Although a summary of its report was released by the auditor general’s office earlier this week, a government audit of fuel usage at the North Sound Road fuel depot has identified specific instances where gas cards may have been abused by public sector employees.
The Internal Audit Unit report, actually completed in August 2011, but made public by the auditor general’s office on Wednesday, does not point at any individual instance where it believes the government fuel card system was defrauded. However, information contained in the report raises serious questions about what may have occurred during some of these transactions.
The report looked at a period between July 2009 and June 2010 and considered fuel usage by 10 different government departments or statutory agencies. It found in most cases that the use of those employee and vehicle fuel cards was not being monitored properly by management, leaving the system open to “potential abuse and fraud”.
For instance, the report found that close to half – 43 per cent – of the 378 active employee gas cards used during the period either belonged to individuals who were no longer employed by the department responsible for the fuel card or had no “business need for the card”.
“We were concerned that allowing driver cards of ex-employees and employees who do not have a business need for a card to remain active in the GASBOY system [the computer system used by the Department of Vehicle and Equipment Services to track fuel usage] might result in unauthorised usage,” the internal audit report stated. “This risk increases in situations where fuel consumption is no adequately monitored.”
The lack of monitoring had been going on for quite some time, according to information contained in the internal audit report.
Of the 97 ex-employee cards identified as still active within the 10 government entities as of July 2010, 13 of those employees were shown to have left their respective department before 2005. One employee that had a gas card assigned to them had left the Planning Department in August 2001; another who left the Health Services Authority in November 2002 still had a card assigned to them.
In addition, dozens of employees within the various government agencies had no effective termination date for their employment listed within the IRIS computer system. However, they had since left those departments, officials confirmed.
Internal Audit Unit work also identified instances where vehicle cards were used to purchase fuel twice within a 24-hour period or where an employee gas card was used for multiple fill-ups within the same hour.
“We understand that some of these transactions may be caused by legitimate business needs such as dollar limits on the cards causing employees to have multiple consecutive fuellings in order to fill the tank to capacity,” the audit report stated. “However, without proper monitoring and internal controls in place, it is difficult to determine whether fuel is being used for legitimate business purposes.”
A number of examples are listed with specific vehicles in the audit report. One example occurred with an unnamed vehicle being used by the Cayman Islands Airports Authority.
Audit records revealed that a vehicle, using card No. 2241, filled up 27.7 gallons at 2.43pm on 7 December, 2009. At 2.48pm of the same day – five minutes later – the same amount of petrol, 27.7 gallons was filled. Roughly the same thing occurred at different times on 21 December, 2009 and 7 January, 2010. Then the card No. 2241 was used at 9.27am on 29 January, 2010 to fill some 26.5 gallons and again at 9.32am the same day for the same amount. Then, three minutes later at 9.35am, the same card was used again to fill 9.3 gallons of petrol.
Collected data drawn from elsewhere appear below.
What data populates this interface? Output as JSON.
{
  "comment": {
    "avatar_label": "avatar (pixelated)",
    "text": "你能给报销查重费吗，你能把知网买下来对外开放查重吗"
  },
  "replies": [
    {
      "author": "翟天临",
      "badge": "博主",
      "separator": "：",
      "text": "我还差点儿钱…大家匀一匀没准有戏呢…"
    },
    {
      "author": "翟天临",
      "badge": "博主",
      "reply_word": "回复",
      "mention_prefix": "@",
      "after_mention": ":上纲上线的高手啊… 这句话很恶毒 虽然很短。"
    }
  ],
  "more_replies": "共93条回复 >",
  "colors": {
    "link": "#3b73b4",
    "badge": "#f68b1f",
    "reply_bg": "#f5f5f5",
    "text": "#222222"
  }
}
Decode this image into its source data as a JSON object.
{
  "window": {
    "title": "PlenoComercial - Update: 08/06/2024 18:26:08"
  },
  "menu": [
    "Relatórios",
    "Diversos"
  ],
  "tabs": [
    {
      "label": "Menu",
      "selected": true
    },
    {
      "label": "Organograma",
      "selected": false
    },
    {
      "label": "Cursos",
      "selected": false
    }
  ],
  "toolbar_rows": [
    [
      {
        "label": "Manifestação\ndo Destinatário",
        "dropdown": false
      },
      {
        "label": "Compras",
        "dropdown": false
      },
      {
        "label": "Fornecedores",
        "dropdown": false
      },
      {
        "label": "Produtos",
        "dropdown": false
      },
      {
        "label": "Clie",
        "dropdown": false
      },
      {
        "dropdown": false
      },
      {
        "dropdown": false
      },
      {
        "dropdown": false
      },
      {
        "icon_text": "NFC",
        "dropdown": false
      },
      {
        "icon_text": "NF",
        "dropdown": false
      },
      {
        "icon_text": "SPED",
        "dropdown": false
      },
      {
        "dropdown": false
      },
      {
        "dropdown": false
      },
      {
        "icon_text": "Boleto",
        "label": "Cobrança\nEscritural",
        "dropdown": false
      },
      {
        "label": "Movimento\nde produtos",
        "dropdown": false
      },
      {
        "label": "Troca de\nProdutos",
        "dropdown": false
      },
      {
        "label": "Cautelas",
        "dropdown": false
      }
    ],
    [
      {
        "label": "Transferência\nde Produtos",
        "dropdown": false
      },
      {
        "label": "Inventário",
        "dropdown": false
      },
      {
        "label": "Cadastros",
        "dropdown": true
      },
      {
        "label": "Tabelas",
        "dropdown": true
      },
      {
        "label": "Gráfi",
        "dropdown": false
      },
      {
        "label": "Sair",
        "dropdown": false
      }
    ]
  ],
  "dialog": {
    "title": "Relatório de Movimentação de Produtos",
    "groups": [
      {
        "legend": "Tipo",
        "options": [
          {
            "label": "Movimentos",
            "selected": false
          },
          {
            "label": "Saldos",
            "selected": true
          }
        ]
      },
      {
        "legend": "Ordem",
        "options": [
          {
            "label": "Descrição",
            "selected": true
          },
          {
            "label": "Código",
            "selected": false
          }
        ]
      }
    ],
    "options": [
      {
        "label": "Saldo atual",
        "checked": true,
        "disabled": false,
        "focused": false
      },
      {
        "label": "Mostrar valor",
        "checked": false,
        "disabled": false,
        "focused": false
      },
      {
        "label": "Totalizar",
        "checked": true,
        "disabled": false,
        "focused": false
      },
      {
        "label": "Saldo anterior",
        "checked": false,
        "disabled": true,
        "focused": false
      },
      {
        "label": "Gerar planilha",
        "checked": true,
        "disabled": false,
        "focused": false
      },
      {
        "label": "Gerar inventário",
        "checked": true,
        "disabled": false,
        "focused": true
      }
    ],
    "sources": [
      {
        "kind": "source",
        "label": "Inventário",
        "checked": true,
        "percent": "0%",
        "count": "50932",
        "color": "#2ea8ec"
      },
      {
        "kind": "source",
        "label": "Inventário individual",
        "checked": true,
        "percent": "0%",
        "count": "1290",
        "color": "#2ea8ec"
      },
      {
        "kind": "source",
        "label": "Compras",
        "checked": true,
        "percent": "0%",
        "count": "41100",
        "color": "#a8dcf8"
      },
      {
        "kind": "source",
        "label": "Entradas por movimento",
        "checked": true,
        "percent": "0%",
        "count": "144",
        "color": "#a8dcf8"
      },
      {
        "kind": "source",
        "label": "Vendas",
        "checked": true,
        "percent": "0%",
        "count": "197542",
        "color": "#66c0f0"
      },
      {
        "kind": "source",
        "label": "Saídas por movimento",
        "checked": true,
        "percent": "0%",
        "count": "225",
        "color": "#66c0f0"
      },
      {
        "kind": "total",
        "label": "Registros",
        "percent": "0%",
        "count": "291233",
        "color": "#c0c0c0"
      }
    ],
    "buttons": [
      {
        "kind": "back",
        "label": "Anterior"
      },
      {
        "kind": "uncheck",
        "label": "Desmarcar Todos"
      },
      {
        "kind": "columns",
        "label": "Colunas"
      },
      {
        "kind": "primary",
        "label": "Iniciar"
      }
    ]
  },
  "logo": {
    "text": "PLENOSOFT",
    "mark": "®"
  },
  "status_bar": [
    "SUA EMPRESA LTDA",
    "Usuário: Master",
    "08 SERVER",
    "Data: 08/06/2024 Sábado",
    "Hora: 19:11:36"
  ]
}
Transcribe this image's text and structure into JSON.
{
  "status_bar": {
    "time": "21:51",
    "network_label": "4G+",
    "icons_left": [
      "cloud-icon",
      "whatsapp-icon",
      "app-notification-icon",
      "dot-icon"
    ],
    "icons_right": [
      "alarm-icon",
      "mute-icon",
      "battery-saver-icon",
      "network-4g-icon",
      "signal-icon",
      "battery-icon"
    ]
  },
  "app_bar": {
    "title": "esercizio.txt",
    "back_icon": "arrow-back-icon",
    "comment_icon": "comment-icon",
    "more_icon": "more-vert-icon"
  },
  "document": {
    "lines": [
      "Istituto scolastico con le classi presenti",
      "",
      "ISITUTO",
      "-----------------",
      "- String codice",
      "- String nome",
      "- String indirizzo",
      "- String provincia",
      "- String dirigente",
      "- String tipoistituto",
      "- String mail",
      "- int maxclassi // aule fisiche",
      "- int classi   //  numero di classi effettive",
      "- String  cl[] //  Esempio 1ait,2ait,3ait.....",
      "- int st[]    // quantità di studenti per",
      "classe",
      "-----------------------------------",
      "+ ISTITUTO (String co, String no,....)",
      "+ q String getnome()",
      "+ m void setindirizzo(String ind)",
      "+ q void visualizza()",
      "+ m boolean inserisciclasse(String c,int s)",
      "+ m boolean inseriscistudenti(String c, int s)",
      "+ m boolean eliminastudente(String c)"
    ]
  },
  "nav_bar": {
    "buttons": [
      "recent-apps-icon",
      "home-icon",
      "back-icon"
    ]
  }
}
Although not referring to the same card used by the Cayman Islands Airports Authority, the Department of Agriculture provided a possible explanation for why this scenario could have happened in the audit report.
“… Fuel cards have a fixed dollar value limit and in these cases the fuel dollar value limit is exceeded before the tank is filled. The only way to complete the filling is to immediately do another transaction with the same card.”
Under the GASBOY system, separate cards are issued for vehicles and employees – so users have to swipe two cards before fuelling up.
Making the problem even more difficult to tackle for auditors, very few transactions recorded had odometer readings entered. The vehicle mileage should be entered for each fuelling, auditors said.
For the month of June 2010, only 112 odometer readings had been entered for 491 transactions.
“It was also noted that, on some fuel purchases, an incorrect odometer reading was entered; as evidenced by a decrease in odometer reading from one fuel purchase to the next,” the internal audit report read.